Chris Green cl at isbd.net
Tue Feb 11 23:53:33 GMT 2014


On Wed, Feb 12, 2014 at 12:24:22PM +1300, Bob Brown - Turboweb wrote:
> I can't claim credit for this response as I asked a local guru I
> know and here is his response regarding the concept of whether
> there's a "null" IP you can use ...
> 
> Nope, not really ... but there are the reserved RFC1918 address
> ranges that could be used - 127/8, 10/8, 172.16/12, 192.168.0/16.

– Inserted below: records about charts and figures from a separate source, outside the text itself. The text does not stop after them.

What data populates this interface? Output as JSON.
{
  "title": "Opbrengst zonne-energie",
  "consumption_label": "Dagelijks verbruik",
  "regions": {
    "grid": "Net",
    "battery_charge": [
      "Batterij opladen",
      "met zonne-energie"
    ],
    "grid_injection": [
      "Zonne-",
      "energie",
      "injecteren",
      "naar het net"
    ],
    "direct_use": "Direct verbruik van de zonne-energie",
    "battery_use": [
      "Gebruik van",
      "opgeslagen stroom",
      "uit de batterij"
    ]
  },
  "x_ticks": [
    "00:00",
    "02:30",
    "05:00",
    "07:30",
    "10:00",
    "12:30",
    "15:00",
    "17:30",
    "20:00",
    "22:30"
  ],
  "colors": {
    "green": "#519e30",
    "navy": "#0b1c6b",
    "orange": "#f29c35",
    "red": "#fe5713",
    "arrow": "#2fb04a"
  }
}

Yes, I wondered about that, I'm using the 192.168.0/16 range for my
LAN but the others would be possible, though they'll generate timeouts
as noted below won't they?


> What this DNSmasq thing is doing it trying to 'throw away' requests
> for the specified sites completely, but in fact all it is doing is
> to provide an answer, just not the one they wanted. In this case the
> answer was '127.0.0.1' and for the person on this post, they were
> testing *from the server* so of course they got the server's local
> HTTP service. If you tried it from a workstation, you'd not get the
> same result ... unless you had a web server installed on there as
> well. The default web servers listen to anything on 127/8 :-)
> 
It's "from the server" because I run apache2 on my desktop machine.


> You can return any IP you want with dnsmasq, and if you return an
> address that doesn't exist you'll trigger a long timeout while the
> web browser waits for an answer ... so it's best to not do this at
> all. If you don't use the 10/8 network, you'd say
> address=/ihatethissite.com/10.0.0.1
> <http://ihatethissite.com/10.0.0.1> ...
> 
Yes, absolutely, I realised that a non-existent address would slow
things down, not a good idea.  In fact it seems to me that will always
be an issue won't it.


> I note that all of the addresses in that example are effectively web
> services, so in this case the better option would be to have a web
> proxy on the network that filtered out those sites. The other common
> alternative is to have a web browser do the filtering (using an
> addon like NoScript or something); and of course you also keep
> another web browser handy that doesn't have those restrictions, just
> in case one day you need those sites ...
> 
The advantage of using dnsmasq is its simplicity and it works for all
users on the LAN rather than having to install add-ons in everyone's
web browser.  A proxy would be OK except that I've nowhere to put it
really.  A proxy produces the same problems anyway doesn't it as the
request is generated at the client end so *something* has to be
returned to the client when an unwanted site is requested doesn't it?